FAQs About Master's in Forensic Psychology Programs

How Much Can You Make With a Master's in Forensic Psychology?


The Bureau of Labor Statistics (BLS), the authority on career data, indicates that the median annual salary for licensed forensic psychologists with doctorates is $102,900. The BLS does not provide wage information for several related occupations for bachelor's and master's degree holders. However, it does report the median annual income for some forensic psychology job options: $60,250 for probation officers and correctional treatment specialists, $49,410 for arbitrators and mediators, and $83,640 for police detectives.

How Much Does a Master’s in Forensic Psychology Cost?


The total cost of a master's degree in forensic psychology varies depending on the school and format. However, the National Center for Education Statistics reports an average cost of $19,749 per year for a graduate degree. One way to minimize the expense is to choose an affordable master's in forensic psychology program. Another is to apply for financial aid by submitting a FAFSA form.

How Long Is a Master’s in Forensic Psychology?

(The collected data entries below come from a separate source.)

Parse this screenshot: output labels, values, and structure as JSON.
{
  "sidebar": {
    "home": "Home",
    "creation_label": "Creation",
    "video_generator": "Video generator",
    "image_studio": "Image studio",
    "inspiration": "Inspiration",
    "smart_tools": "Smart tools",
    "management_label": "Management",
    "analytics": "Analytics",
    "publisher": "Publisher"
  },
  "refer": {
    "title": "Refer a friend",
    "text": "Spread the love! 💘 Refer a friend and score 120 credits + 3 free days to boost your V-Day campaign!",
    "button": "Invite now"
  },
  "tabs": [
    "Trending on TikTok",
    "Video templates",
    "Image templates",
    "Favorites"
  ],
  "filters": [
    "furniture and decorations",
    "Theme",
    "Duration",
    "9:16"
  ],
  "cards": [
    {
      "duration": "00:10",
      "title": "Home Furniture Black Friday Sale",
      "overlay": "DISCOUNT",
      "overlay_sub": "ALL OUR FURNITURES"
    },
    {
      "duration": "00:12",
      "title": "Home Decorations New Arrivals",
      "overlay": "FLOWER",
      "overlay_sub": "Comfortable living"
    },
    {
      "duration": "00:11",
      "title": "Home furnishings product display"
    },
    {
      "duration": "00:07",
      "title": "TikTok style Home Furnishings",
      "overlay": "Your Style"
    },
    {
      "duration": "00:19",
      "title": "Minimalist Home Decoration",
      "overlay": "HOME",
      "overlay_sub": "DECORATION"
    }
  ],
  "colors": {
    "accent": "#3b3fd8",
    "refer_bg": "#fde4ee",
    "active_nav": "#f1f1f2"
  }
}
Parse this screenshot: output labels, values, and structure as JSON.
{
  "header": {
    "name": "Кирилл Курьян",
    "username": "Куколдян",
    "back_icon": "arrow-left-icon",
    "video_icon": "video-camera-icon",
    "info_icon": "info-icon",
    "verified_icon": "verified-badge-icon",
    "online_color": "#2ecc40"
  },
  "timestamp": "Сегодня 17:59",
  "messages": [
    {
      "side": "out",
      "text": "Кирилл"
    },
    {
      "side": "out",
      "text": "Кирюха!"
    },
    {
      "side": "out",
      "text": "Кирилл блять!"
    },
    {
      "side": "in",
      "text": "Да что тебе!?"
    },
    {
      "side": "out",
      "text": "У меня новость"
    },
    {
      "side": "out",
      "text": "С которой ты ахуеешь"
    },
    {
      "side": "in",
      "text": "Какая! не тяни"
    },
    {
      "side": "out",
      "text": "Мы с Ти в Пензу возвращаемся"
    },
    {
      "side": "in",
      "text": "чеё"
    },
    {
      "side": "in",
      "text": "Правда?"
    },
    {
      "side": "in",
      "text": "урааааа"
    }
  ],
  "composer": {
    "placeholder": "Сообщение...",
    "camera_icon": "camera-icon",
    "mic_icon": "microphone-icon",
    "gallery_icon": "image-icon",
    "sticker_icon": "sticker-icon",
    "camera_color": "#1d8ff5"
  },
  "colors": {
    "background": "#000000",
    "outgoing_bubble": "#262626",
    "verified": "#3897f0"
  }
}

The amount of time it takes to complete a master's in forensic psychology can vary depending on the program. Many programs require 33-36 credit hours and are meant to be completed in two years of full-time study. However, some programs are more extensive, requiring up to 51 credit hours.

Do I Need a Doctorate To Be a Forensic Psychologist?


Yes, to become a licensed forensic psychologist, you must have a doctorate. After earning your bachelor's degree, you can earn a master's and then a doctoral degree, or you can go directly into a doctoral program for either a PhD or PsyD. Earning a master's in forensic psychology may be sufficient if your career goal is to work in the legal system in some capacity — court liaison officer, case manager, victims' advocate — but not as a licensed psychologist. 

Is a Master's in Forensic Psychology Worth It?


When you consider how much time, energy, and money you'll put into earning an online forensic psychology master's degree, it's only natural to wonder if it will be worth it. The answer, of course, depends on your personal circumstances and career goals. 

If you're not entirely sure that you want to become a forensic psychologist but you know you want to use your knowledge of human behavior within the legal system, this degree may be the perfect choice for you. After earning your master's degree, you can always continue on for a doctorate if you decide that is the path for you. On the other hand, there are other types of psychology degrees that may be better suited to your interests.

Bottom Line

If you're interested in both psychology and the law, a master's degree in forensic psychology may be a smart choice. It will prepare you to work in the court system, helping both victims of crimes and people who've been accused of committing crimes. Additionally, it will pave the way toward earning a doctorate in psychology and becoming a fully licensed forensic psychologist if that's the career path you decide to pursue.